Surabaya - KABARPROGRESIF.COM Erlan Jaya Putra, Penasehat hukum (PH) Siska Wati menganggap penanganan kasus pemotongan dana insentif ASN BPPD Sidoarjo tak profesional.
Pasalnya hingga kini kasus yang ditangani Komisi Pemberantasan Korupsi (KPK) ini hanya ada tiga orang saja yang dijadikan terdakwa.
Ketiga orang tersebut yakni Mantan Bupati Sidoarjo Ahmad Muhdlor Ali alias Gus Muhdlor, Kepala BPPD Sidoarjo, Ari Suryono dan Kasubbag Umum dan Kepegawaian Badan Pelayanan Pajak Daerah (BPPD) Sidoarjo Siska Wati.
Apalagi salah satu terdakwa yakni Siska Wati menjabat sebagai Kasubbag BPPD Sidoarjo.
Padahal diatas jabatan Siska Wati masih ada 4 pimpinan lainnya yakni 3 Kepala Bidang (Kabid) dan 1 sebagai Sekretaris.
“Ini ironi negara kita. Bagaimana seorang bawahan di sini menjadi tersangka, kabid dalam pertimbangan hukumnya terlibat dalam hal ini turut membantu kejahatan,” kata Erlan, Kamis (10/10).
Makanya dengan pertimbangan hukum ini adanya dugaan keterlibatan para Kabid dan Sekretaris disinilah tantangan bagi KPK untuk mengulik kasus ini.
Jika hal itu tak dilakukan oleh KPK maka ada indikasi terjadi tebang pilih.
“Pertimbangan itu harus ditindaklanjuti KPK. Nama baik KPK tercoreng tebang pilih,” tegasnya.
Tak hanya Kabid hingga Sekretaris di lingkungan BPPD Sidoarjo, namun menurut Erlan ada juga keterlibatan aparat penegak hukum di jajaran Kejari setempat yang turut menikmati dana potongan insentif ASN BPPD Sidoarjo.
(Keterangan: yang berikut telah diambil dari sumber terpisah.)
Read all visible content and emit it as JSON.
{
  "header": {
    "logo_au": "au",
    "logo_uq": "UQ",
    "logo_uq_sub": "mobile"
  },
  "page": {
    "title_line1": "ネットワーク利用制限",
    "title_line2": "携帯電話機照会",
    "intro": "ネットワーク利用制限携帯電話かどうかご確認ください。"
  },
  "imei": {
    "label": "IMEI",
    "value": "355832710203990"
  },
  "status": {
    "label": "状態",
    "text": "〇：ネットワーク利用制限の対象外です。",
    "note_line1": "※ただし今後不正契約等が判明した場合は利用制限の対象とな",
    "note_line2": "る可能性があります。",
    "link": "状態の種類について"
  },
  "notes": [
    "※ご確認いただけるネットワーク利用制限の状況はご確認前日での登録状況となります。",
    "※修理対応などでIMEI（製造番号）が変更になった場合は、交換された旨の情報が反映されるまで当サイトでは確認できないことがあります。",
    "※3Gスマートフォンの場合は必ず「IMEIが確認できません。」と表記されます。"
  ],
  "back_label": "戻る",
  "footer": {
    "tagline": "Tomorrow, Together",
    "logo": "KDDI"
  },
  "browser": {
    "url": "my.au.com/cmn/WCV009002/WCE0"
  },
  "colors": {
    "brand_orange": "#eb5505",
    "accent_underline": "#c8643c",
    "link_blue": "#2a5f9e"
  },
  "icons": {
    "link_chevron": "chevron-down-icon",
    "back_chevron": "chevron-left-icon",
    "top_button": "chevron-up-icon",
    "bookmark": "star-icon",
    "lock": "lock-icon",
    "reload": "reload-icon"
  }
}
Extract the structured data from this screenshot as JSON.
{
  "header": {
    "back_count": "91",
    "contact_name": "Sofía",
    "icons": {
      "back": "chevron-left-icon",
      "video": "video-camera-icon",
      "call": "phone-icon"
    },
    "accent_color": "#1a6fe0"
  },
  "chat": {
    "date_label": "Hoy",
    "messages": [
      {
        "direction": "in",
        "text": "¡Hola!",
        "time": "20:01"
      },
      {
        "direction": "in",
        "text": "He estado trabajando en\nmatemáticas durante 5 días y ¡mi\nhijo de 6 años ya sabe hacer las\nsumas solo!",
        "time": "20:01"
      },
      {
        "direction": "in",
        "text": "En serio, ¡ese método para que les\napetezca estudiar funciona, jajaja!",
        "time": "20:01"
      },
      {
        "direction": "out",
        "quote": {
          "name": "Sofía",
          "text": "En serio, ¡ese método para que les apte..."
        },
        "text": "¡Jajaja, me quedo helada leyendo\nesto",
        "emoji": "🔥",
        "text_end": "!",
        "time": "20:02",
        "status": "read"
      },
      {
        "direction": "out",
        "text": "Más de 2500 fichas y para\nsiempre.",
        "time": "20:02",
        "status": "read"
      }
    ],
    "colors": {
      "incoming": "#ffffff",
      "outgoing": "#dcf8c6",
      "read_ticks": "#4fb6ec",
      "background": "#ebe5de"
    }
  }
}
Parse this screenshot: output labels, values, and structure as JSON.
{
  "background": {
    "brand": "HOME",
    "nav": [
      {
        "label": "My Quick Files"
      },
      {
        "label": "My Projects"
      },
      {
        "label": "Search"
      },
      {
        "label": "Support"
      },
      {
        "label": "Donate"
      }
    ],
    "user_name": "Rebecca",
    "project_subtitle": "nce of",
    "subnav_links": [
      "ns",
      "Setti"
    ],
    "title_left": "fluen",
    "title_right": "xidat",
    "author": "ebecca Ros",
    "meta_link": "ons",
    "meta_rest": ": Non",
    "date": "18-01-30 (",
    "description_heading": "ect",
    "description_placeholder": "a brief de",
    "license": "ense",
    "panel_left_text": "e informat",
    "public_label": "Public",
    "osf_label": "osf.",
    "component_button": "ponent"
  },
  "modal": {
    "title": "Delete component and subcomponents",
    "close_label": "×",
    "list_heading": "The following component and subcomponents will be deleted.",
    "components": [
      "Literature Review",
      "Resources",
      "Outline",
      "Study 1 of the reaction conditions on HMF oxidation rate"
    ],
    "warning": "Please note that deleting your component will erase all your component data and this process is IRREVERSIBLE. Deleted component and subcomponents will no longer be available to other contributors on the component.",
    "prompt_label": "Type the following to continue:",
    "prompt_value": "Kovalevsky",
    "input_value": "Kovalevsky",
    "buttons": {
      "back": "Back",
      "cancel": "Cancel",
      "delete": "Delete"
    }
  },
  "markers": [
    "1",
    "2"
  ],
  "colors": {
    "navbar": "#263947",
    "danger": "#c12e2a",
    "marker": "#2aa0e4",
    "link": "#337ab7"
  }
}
Untuk itu Erlan juga mendesak KPK segera mengusut oknum-oknum termasuk penegak hukum yang juga terlibat.
“Ada 4 orang itu yang internal. Di luar itu, ada penagak hukum terlibat yang diduga menerima ratusan juta harus diusut dan tindaklanjuti,” pungkasnya.
Seperti diberitakan Majelis hakim Pengadilan Tipikor Surabaya menjatuhkan vonis 4 tahun penjara terhadap mantan Kasubbag Umum dan Kepegawaian Badan Pelayanan Pajak Daerah (BPPD) Sidoarjo Siska Wati.
Siska dinilai turut terbukti melakukan korupsi pemotongan dana Insentif pegawai BPPD Sidoarjo.
"Menjatuhkan pidana kepada terdakwa Siska Wati dengan pidana penjara selama 4 tahun penjara dikurangi selama terdakwa berada dalam tahanan," kata Ketua Majelis Hakim Ni Putu Sri Indayani dalam sidang di Pengadilan Tipikor Surabaya, Rabu (9/10).
Tak hanya itu, Majelis Hakim juga menjatuhkan pidana denda kepada Siska Wati.
Nah jika pidana denda tersebut tak dibayar maka Siska Wati akan menjalani hukuman penjara selama 3 bulan.
"Dan pidana denda sebesar Rp 300 juta subsider pidana kurungan selama tiga bulan," sambung Ketua Majelis hakim Ni Putu Sri Indayani.
Usai membacakan putusan vonis, Ketua Majelis Hakim meminta Siska Wati mengambil sikap.
Apakah Siska menerima putusan vonis tersebut atakah melakukan upaya hukum yang kebih tinggi.
Makanya Majelis Hakim Ni Putu Sri Indayani meminta Siska Wati agar berkoordinasi dengan penasehat hukumnya.
"Kami melakukan upaya banding yang mulia," jawab penasehat hukum Siska Wati.
Sementara JPU KPK belum memberikan kepastian.
"Masih Pikir-pikir yang mulia," tandas JPU KPK Andri Lesmana.
Vonis yang dijatuhkan Majelis Hakim Pengadilan Tipikor ini lebih rendah dari tuntutan Jaksa yang sebelumnya menuntut 5 tahun penjara denda Rp300 juta subsider 4 bulan.
Dalam kasus ini Siska Wati didakwa Jaksa Penuntut Umum (JPU) dari Komisi Pemberantasan Korupsi (KPK) telah melanggar pasal 12 huruf f Undang-Undang Tipikor.
Pasal 12 huruf (f) tersebut berbunyi, Pegawai negeri atau penyelenggara negara yang pada waktu menjalankan tugas, meminta, menerima, atau memotong pembayaran kepada pegawai negeri atau penyelenggara negara yang lain atau kepada kas umum.